When John Register walked around a corner into one of the 13 exhibits in Colorado Springs’ new U.S. Olympic and Paralympic Museum, he couldn’t quite believe what was on display.
“I saw that they had my leg from Sydney, Australia, and I didn’t know it was here,” Register said.
It was with that prosthetic limb that he won the silver medal hanging around his neck — in the long jump during the 2000 Summer Paralympic Games. He of course knew he had donated the leg to the museum.
But that was years ago, and it was surprising and emotional to see it now so prominently displayed among other important memorabilia from throughout American Olympic history.
“I was misty-eyed, because when I see it, it’s like going back in time,” he said. “I was thinking about all the effort and work and the trials and tribulations that we go through.”
The $91-million, twisting steel-and-glass building housing the museum is now open to the public, years after it became the centerpiece of a multi-project effort to revitalize the downtown of Colorado’s second-largest city. Some of the landscaping on the grounds has yet to be completed and road workers are still busy with a transformation of nearby Vermijo Avenue into a pedestrian-friendly thoroughfare.
The experience inside the facility, however, is ready for visitors.
The star-studded grand opening operators originally had planned for late May was scuttled by the coronavirus pandemic. The museum will be letting in a fraction of the building’s capacity as a safeguard so visitors are strongly encouraged to reserve tickets online ahead of time.
They say tech designed for another purpose will now help keep the museum safer in the pandemic.
“It was built for another purpose, to give a good user experience,” said El Paso County Coroner and Chief Medical Examiner Leon Kelly. “(We) leverage that, basically, to create the world’s perfect anti-COVID museum imaginable.”
Each guest is given a visitor badge with an embedded RFID chip.

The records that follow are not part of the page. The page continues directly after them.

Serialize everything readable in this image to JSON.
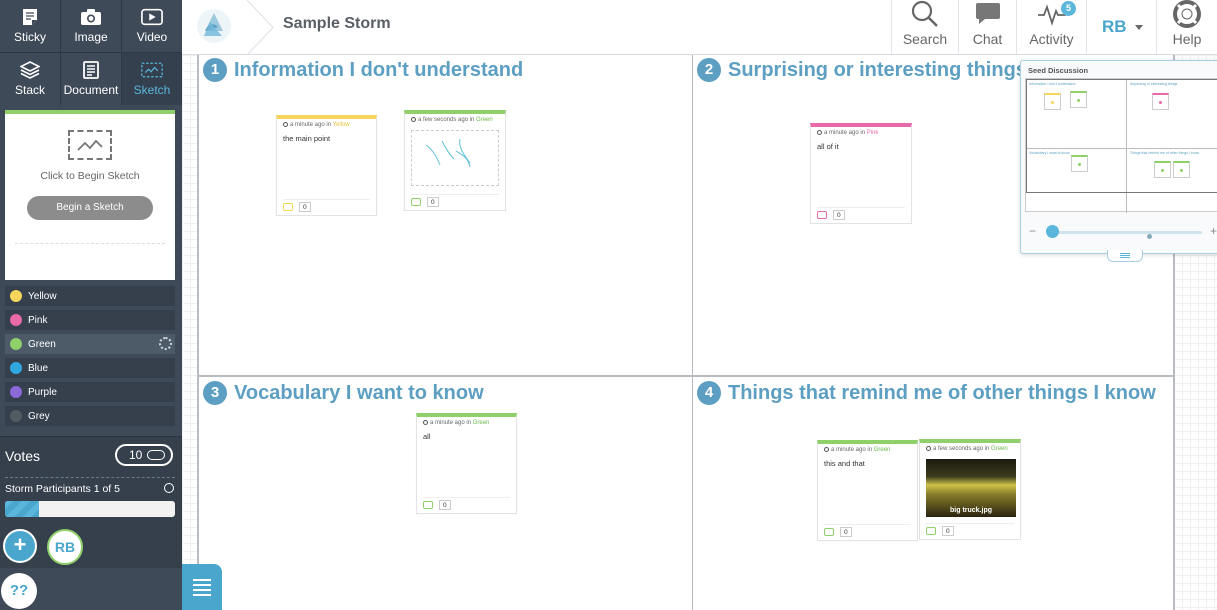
{
  "tools": [
    {
      "label": "Sticky",
      "icon": "sticky-icon"
    },
    {
      "label": "Image",
      "icon": "camera-icon"
    },
    {
      "label": "Video",
      "icon": "video-icon"
    },
    {
      "label": "Stack",
      "icon": "stack-icon"
    },
    {
      "label": "Document",
      "icon": "document-icon"
    },
    {
      "label": "Sketch",
      "icon": "sketch-icon",
      "active": true
    }
  ],
  "sketch_panel": {
    "hint": "Click to Begin Sketch",
    "button": "Begin a Sketch"
  },
  "colors": [
    {
      "label": "Yellow",
      "hex": "#f5d55a"
    },
    {
      "label": "Pink",
      "hex": "#e86aa9"
    },
    {
      "label": "Green",
      "hex": "#8fd06a",
      "selected": true
    },
    {
      "label": "Blue",
      "hex": "#2ea7e0"
    },
    {
      "label": "Purple",
      "hex": "#8a6ad8"
    },
    {
      "label": "Grey",
      "hex": "#555b63"
    }
  ],
  "votes": {
    "title": "Votes",
    "count": "10"
  },
  "participants": {
    "label": "Storm Participants 1 of 5",
    "progress": 0.2
  },
  "user": {
    "initials": "RB"
  },
  "help_short": "??",
  "header": {
    "title": "Sample Storm",
    "nav": {
      "search": "Search",
      "chat": "Chat",
      "activity": "Activity",
      "activity_badge": "5",
      "help": "Help"
    },
    "user_initials": "RB"
  },
  "quadrants": [
    {
      "num": "1",
      "title": "Information I don't understand"
    },
    {
      "num": "2",
      "title": "Surprising or interesting things"
    },
    {
      "num": "3",
      "title": "Vocabulary I want to know"
    },
    {
      "num": "4",
      "title": "Things that remind me of other things I know"
    }
  ],
  "cards": [
    {
      "meta_time": "a minute ago in",
      "meta_color": "Yellow",
      "body": "the main point",
      "comments": "0"
    },
    {
      "meta_time": "a few seconds ago in",
      "meta_color": "Green",
      "body": "",
      "comments": "0"
    },
    {
      "meta_time": "a minute ago in",
      "meta_color": "Pink",
      "body": "all of it",
      "comments": "0"
    },
    {
      "meta_time": "a minute ago in",
      "meta_color": "Green",
      "body": "all",
      "comments": "0"
    },
    {
      "meta_time": "a minute ago in",
      "meta_color": "Green",
      "body": "this and that",
      "comments": "0"
    },
    {
      "meta_time": "a few seconds ago in",
      "meta_color": "Green",
      "body": "",
      "image_caption": "big truck.jpg",
      "comments": "0"
    }
  ],
  "minimap": {
    "title": "Seed Discussion",
    "quadrants": [
      "Information I don't understand",
      "Surprising or interesting things",
      "Vocabulary I want to know",
      "Things that remind me of other things I know"
    ]
  },
  "accent_colors": {
    "primary": "#5bb6dc",
    "sidebar": "#3f4a58",
    "heading": "#5c9fc2"
  }
}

The chips record preferences that users volunteer ahead of time, such as their favorite sport or if they have special needs due to a disability. The badges then track an individual’s progress through the museum and will accommodate those preferences when an exhibit is approached.
Museum CEO Christopher Liedel said the technology can allow more detailed audio interpretation for the blind, a lower-sensory experience for those with autism or simply more swimming-specific content for someone passionate about those events.

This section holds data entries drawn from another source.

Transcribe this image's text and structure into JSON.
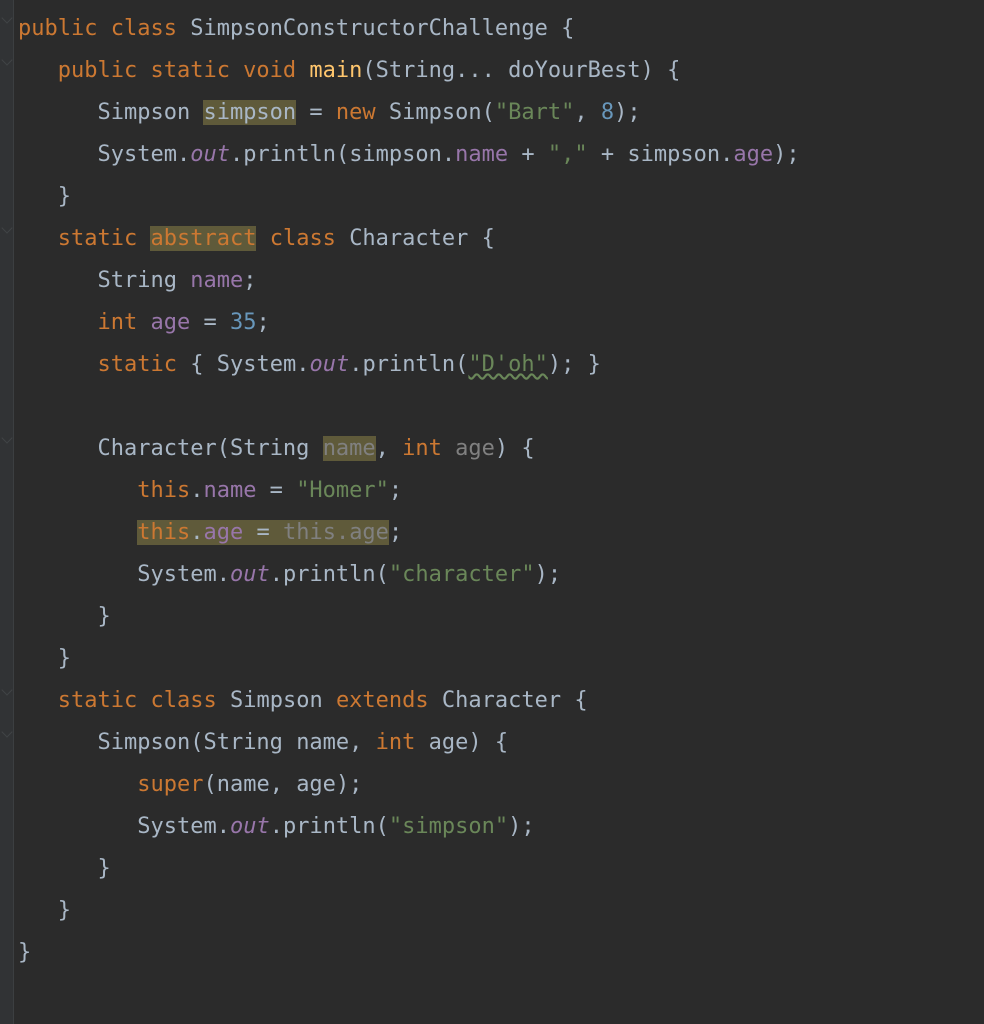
{
  "code": {
    "l1": {
      "kw1": "public",
      "kw2": "class",
      "cls": "SimpsonConstructorChallenge",
      "br": "{"
    },
    "l2": {
      "kw": "public static void",
      "mth": "main",
      "open": "(",
      "ptype": "String",
      "dots": "...",
      "pname": "doYourBest",
      "close": ") {"
    },
    "l3": {
      "type": "Simpson",
      "var": "simpson",
      "eq": " = ",
      "kw": "new",
      "ctor": "Simpson",
      "open": "(",
      "s": "\"Bart\"",
      "comma": ", ",
      "n": "8",
      "close": ");"
    },
    "l4": {
      "sys": "System",
      "dot1": ".",
      "out": "out",
      "dot2": ".",
      "mth": "println",
      "open": "(",
      "arg1": "simpson",
      "dot3": ".",
      "f1": "name",
      "plus1": " + ",
      "s1": "\",\"",
      "plus2": " + ",
      "arg2": "simpson",
      "dot4": ".",
      "f2": "age",
      "close": ");"
    },
    "l5": {
      "br": "}"
    },
    "l6": {
      "kw1": "static",
      "kw2": "abstract",
      "kw3": "class",
      "cls": "Character",
      "br": "{"
    },
    "l7": {
      "type": "String",
      "fld": "name",
      "semi": ";"
    },
    "l8": {
      "type": "int",
      "fld": "age",
      "eq": " = ",
      "n": "35",
      "semi": ";"
    },
    "l9": {
      "kw": "static",
      "open": " { ",
      "sys": "System",
      "dot1": ".",
      "out": "out",
      "dot2": ".",
      "mth": "println",
      "popen": "(",
      "s": "\"D'oh\"",
      "pclose": ");",
      " close": " }"
    },
    "l10": {
      "ctor": "Character",
      "open": "(",
      "t1": "String",
      "p1": "name",
      "comma": ", ",
      "t2": "int",
      "p2": "age",
      "close": ") {"
    },
    "l11": {
      "kw": "this",
      "dot": ".",
      "fld": "name",
      "eq": " = ",
      "s": "\"Homer\"",
      "semi": ";"
    },
    "l12": {
      "kw1": "this",
      "dot1": ".",
      "fld1": "age",
      "eq": " = ",
      "kw2": "this",
      "dot2": ".",
      "fld2": "age",
      "semi": ";"
    },
    "l13": {
      "sys": "System",
      "dot1": ".",
      "out": "out",
      "dot2": ".",
      "mth": "println",
      "open": "(",
      "s": "\"character\"",
      "close": ");"
    },
    "l14": {
      "br": "}"
    },
    "l15": {
      "br": "}"
    },
    "l16": {
      "kw1": "static",
      "kw2": "class",
      "cls": "Simpson",
      "kw3": "extends",
      "sup": "Character",
      "br": "{"
    },
    "l17": {
      "ctor": "Simpson",
      "open": "(",
      "t1": "String",
      "p1": "name",
      "comma": ", ",
      "t2": "int",
      "p2": "age",
      "close": ") {"
    },
    "l18": {
      "kw": "super",
      "open": "(",
      "a1": "name",
      "comma": ", ",
      "a2": "age",
      "close": ");"
    },
    "l19": {
      "sys": "System",
      "dot1": ".",
      "out": "out",
      "dot2": ".",
      "mth": "println",
      "open": "(",
      "s": "\"simpson\"",
      "close": ");"
    },
    "l20": {
      "br": "}"
    },
    "l21": {
      "br": "}"
    },
    "l22": {
      "br": "}"
    }
  }
}
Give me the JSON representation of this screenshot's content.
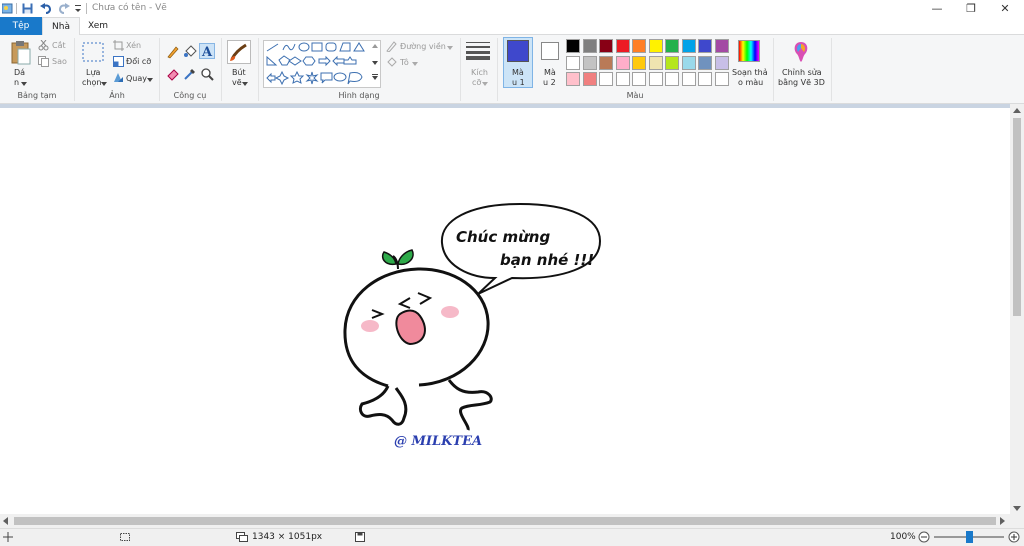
{
  "window": {
    "title": "Chưa có tên - Vẽ",
    "minimize_glyph": "—",
    "restore_glyph": "❐",
    "close_glyph": "✕"
  },
  "tabs": [
    {
      "label": "Tệp",
      "active_file": true
    },
    {
      "label": "Nhà",
      "selected": true
    },
    {
      "label": "Xem"
    }
  ],
  "clipboard": {
    "paste_label": "Dá",
    "paste_label2": "n",
    "cut_label": "Cắt",
    "copy_label": "Sao",
    "group_label": "Bảng tạm"
  },
  "image": {
    "select_label": "Lựa",
    "select_label2": "chọn",
    "crop_label": "Xén",
    "resize_label": "Đổi cỡ",
    "rotate_label": "Quay",
    "group_label": "Ảnh"
  },
  "tools": {
    "group_label": "Công cụ"
  },
  "brushes": {
    "label": "Bút",
    "label2": "vẽ"
  },
  "shapes": {
    "outline_label": "Đường viền",
    "fill_label": "Tô",
    "group_label": "Hình dạng"
  },
  "size": {
    "label": "Kích",
    "label2": "cỡ"
  },
  "colors": {
    "color1_label": "Mà",
    "color1_label2": "u 1",
    "color1": "#3f48cc",
    "color2_label": "Mà",
    "color2_label2": "u 2",
    "color2": "#ffffff",
    "edit_colors_label": "Soạn thả",
    "edit_colors_label2": "o màu",
    "group_label": "Màu",
    "palette_row1": [
      "#000000",
      "#7f7f7f",
      "#880015",
      "#ed1c24",
      "#ff7f27",
      "#fff200",
      "#22b14c",
      "#00a2e8",
      "#3f48cc",
      "#a349a4"
    ],
    "palette_row2": [
      "#ffffff",
      "#c3c3c3",
      "#b97a57",
      "#ffaec9",
      "#ffc90e",
      "#efe4b0",
      "#b5e61d",
      "#99d9ea",
      "#7092be",
      "#c8bfe7"
    ],
    "palette_row3": [
      "#ffc0cb",
      "#f08080",
      "#ffffff",
      "#ffffff",
      "#ffffff",
      "#ffffff",
      "#ffffff",
      "#ffffff",
      "#ffffff",
      "#ffffff"
    ]
  },
  "paint3d": {
    "label": "Chỉnh sửa",
    "label2": "bằng Vẽ 3D"
  },
  "drawing": {
    "bubble_line1": "Chúc mừng",
    "bubble_line2": "bạn nhé !!!",
    "signature": "@ MILKTEA"
  },
  "status": {
    "dimensions": "1343 × 1051px",
    "zoom": "100%",
    "zoom_level": 0.5
  }
}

“We want it to be the most inclusive and accessible museum possible,” Liedel said.
Incidentally, the chips also allow museum staff to track the number of visitors in each gallery and who they are, which can help with contract tracing if a guest is later discovered to have contracted COVID-19.
“What this museum enables us to do as a public health department really makes everything else we’re doing look like the dark ages, it honestly does,” Kelly said.
The museum is designed for all guests to be able to appreciate the accomplishments of all Olympic and Paralympic athletes.
Museum guide and paralympic bronze medalist in shooting McKenna Geer led a group of reporters through the museum in a pre-opening preview. She noted how the museum was designed to offer a smooth experience for those in wheelchairs, such as herself.
Guests ride an elevator to the third floor, where they then work their way down through the exhibits sequentially, never needing to climb up stairs or ramps.
Interactive exhibits let visitors slalom ski or shoot in archery. You can race a life-size on-screen Jesse Owens down a short, 20-meter, sprinting track.
Displays show medals and torches from U.S. participation in all of the modern Olympic and Paralympic Games. The museum does not separate exhibits honoring Olympians from Paralympians, combining the two as one shared pursuit of athletic excellence.
Olympic figure skater Peggy Fleming Jenkins donated the dress and skates from her 1968 gold-medal performance. She said she was thrilled about the museum’s potential to inspire.
“People can come and experience all the great athletes that we’ve had in the past and see all the memorabilia from them and their record and photos,” she said. “I love that.”